Du jamais vu. Si l'expression est souvent galvaudée dans l'univers médiatique, elle semble la plus appropriée pour qualifier la place prise par le Covid-19 dans l'actualité selon l'Institut national de l'audiovisuel (INA), qui a décidé de consacrer une étude à "l'information à la télé" en cette période d'épidémie. Cette étude, qui porte sur trois mois de médiatisation du coronavirus, s'est étendue du 1er décembre 2019 au 22 mars dernier à la fois pour les chaînes d'information en continu et les chaînes historiques et devrait être mise à jour de façon hebdomadaire.

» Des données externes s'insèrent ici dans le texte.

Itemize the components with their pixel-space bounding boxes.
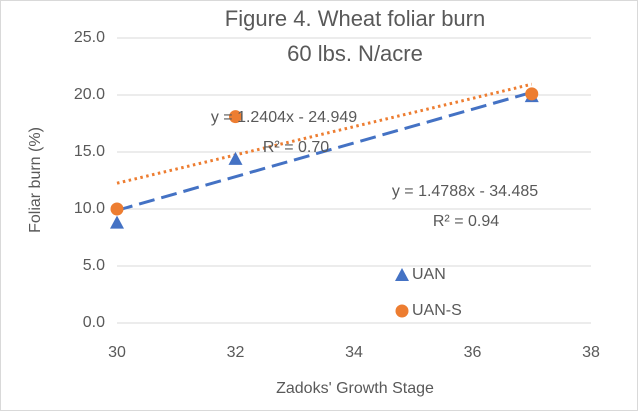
y-tick-label: 25.0: [74, 29, 105, 46]
data-point: [110, 202, 124, 216]
trendline-equation: y = 1.2404x - 24.949: [211, 109, 357, 126]
data-point: [229, 110, 242, 124]
data-point: [525, 87, 539, 101]
y-tick-label: 15.0: [74, 143, 105, 160]
data-point: [228, 151, 243, 165]
y-axis-label: Foliar burn (%): [27, 127, 44, 233]
x-tick-label: 36: [464, 344, 482, 361]
x-tick-label: 38: [582, 344, 600, 361]
x-tick-label: 30: [108, 344, 126, 361]
legend-label: UAN-S: [412, 302, 462, 319]
trendline: [116, 82, 533, 185]
trendline: [116, 90, 533, 212]
trendline-r2: R² = 0.94: [433, 213, 499, 230]
trendline-equation: y = 1.4788x - 34.485: [392, 183, 538, 200]
chart-title: Figure 4. Wheat foliar burn: [225, 6, 485, 31]
legend-label: UAN: [412, 266, 446, 283]
y-tick-label: 20.0: [74, 86, 105, 103]
y-tick-label: 5.0: [83, 257, 105, 274]
legend-marker: [395, 304, 409, 318]
trendline-r2: R² = 0.70: [263, 139, 329, 156]
y-tick-label: 10.0: [74, 200, 105, 217]
y-tick-label: 0.0: [83, 314, 105, 331]
legend-marker: [395, 268, 409, 281]
data-point: [110, 215, 124, 229]
x-tick-label: 34: [345, 344, 363, 361]
chart-subtitle: 60 lbs. N/acre: [287, 41, 423, 66]
x-axis-label: Zadoks' Growth Stage: [276, 380, 434, 397]
x-tick-label: 32: [227, 344, 245, 361]
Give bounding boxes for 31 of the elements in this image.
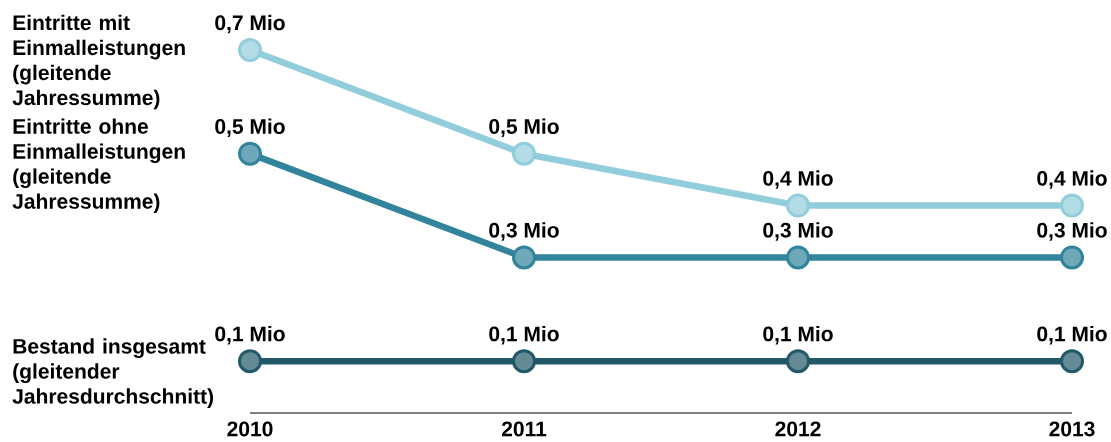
x-tick-label: 2013 xyxy=(1049,421,1095,437)
data-label: 0,1 Mio xyxy=(489,325,559,345)
point xyxy=(1060,349,1085,374)
data-label: 0,7 Mio xyxy=(215,14,285,34)
data-label: 0,5 Mio xyxy=(215,118,285,137)
text: Eintritte ohne Einmalleistungen (gleitende Jahressumme) xyxy=(12,118,185,213)
text: Eintritte mit Einmalleistungen (gleitende Jahressumme) xyxy=(12,14,185,110)
data-label: 0,4 Mio xyxy=(1037,170,1107,189)
point xyxy=(238,141,262,166)
data-label: 0,4 Mio xyxy=(763,170,833,189)
data-label: 0,3 Mio xyxy=(489,222,559,241)
point xyxy=(786,349,810,374)
point xyxy=(512,245,536,270)
x-tick-label: 2011 xyxy=(501,421,547,437)
point xyxy=(512,141,536,166)
point xyxy=(786,193,810,218)
legend-label: Bestand insgesamt (gleitender Jahresdurchschnitt) xyxy=(12,338,214,408)
point xyxy=(1060,193,1085,218)
data-label: 0,3 Mio xyxy=(1037,222,1107,241)
point xyxy=(1060,245,1085,270)
data-label: 0,5 Mio xyxy=(489,118,559,137)
data-label: 0,1 Mio xyxy=(763,325,833,345)
data-label: 0,3 Mio xyxy=(763,222,833,241)
data-label: 0,1 Mio xyxy=(1037,325,1107,345)
data-label: 0,1 Mio xyxy=(215,325,285,345)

Mais pour l'INA, qui a passé plus de 100 millions de mots au crible afin de ne pas passer à côté d'un sujet, un premier constat s'impose : "la médiatisation du Covid-19 et de ses conséquences est un phénomène absolument inédit dans l'histoire de l'information télé". Même le traitement médiatique du mouvement des Gilets jaunes n'avait pas connu une telle intensité en France, que ce soit en terme de visibilité ou de notoriété, comme en témoigne Stéphane Jourdain, rédacteur en chef à France Inter, qui observe "un afflux de trafic au moins cinq fois supérieur à nos précédents records, au plus fort de l'actualité Gilets jaunes".
Entre le lundi 16 et le dimanche 22 mars, pas moins de 74,9 % du temps d'antenne des chaînes d'information en continu a été consacré au coronavirus et à ses conséquences, pour une moyenne quotidienne de "13 heures 54 minutes sur BFMTV, de 13 heures 48 minutes sur franceinfo, 13 heures 19 minutes sur LCI, et 12 heures 57 minutes sur Cnews". La deuxième place de franceinfo peut étonner, mais comme le rappelle l'institut, la chaîne du service public ne diffuse pas de publicité contrairement aux chaînes privées.
"Cela représente une production totale de près de 378 heures d'informations traitant du coronavirus sur une semaine : vertigineux, et historique dans son intensité et sa longueur, puisque ce 'pic' intervient après plusieurs semaines de couverture intense", note l'institut, qui qualifie l'événement de "blast", autrement dit, à même d'effacer "tous les repères traditionnels, toutes les grilles, et presque toutes les autres infos", donnant l'impression que ces chaînes ont basculé en "édition spéciale permanente". Selon l'INA, il faut remonter à l'annonce du décès de Jacques Chirac pour trouver trace d'un tel emballement et encore, sur une durée sans commune mesure, "pour quelques heures seulement".
Concernant les chaînes historiques, "toutes les chaînes arrivent petit à petit à une quasi-intégralité du conducteur du JT consacré au sujet ; on voit toutefois que le service public semble avoir consacré un peu plus vite une plus grande place au sujet".
L'Institut national de l'audiovisuel note par ailleurs, non sans ironie, que la soirée électorale du premier tour des municipales n'a pas eu lieu dans les médias : "le format a bien été maintenu, mais l'actualité coronavirus l'a totalement vidée de son sens". "Le dimanche 15 mars ne connaît qu'une très légère baisse dans le pourcentage de temps d'antenne consacré au Covid-19 et ses suites : les quatre chaînes infos ont consacré en moyenne 69% de leur temps d'antenne au coronavirus et ses conséquences", pointe l'étude. A l'inverse, "à l'AFP, dimanche 15 mars, 60% des dépêches ne parlaient pas du coronavirus". Et l'INA de dresser ce constat fataliste : "Pendant ce temps-là, que se passe-t-il d'autre, en France ou dans le monde ? Rien. Ou presque. En tout cas, pas grand-chose qui franchisse le mur des antennes".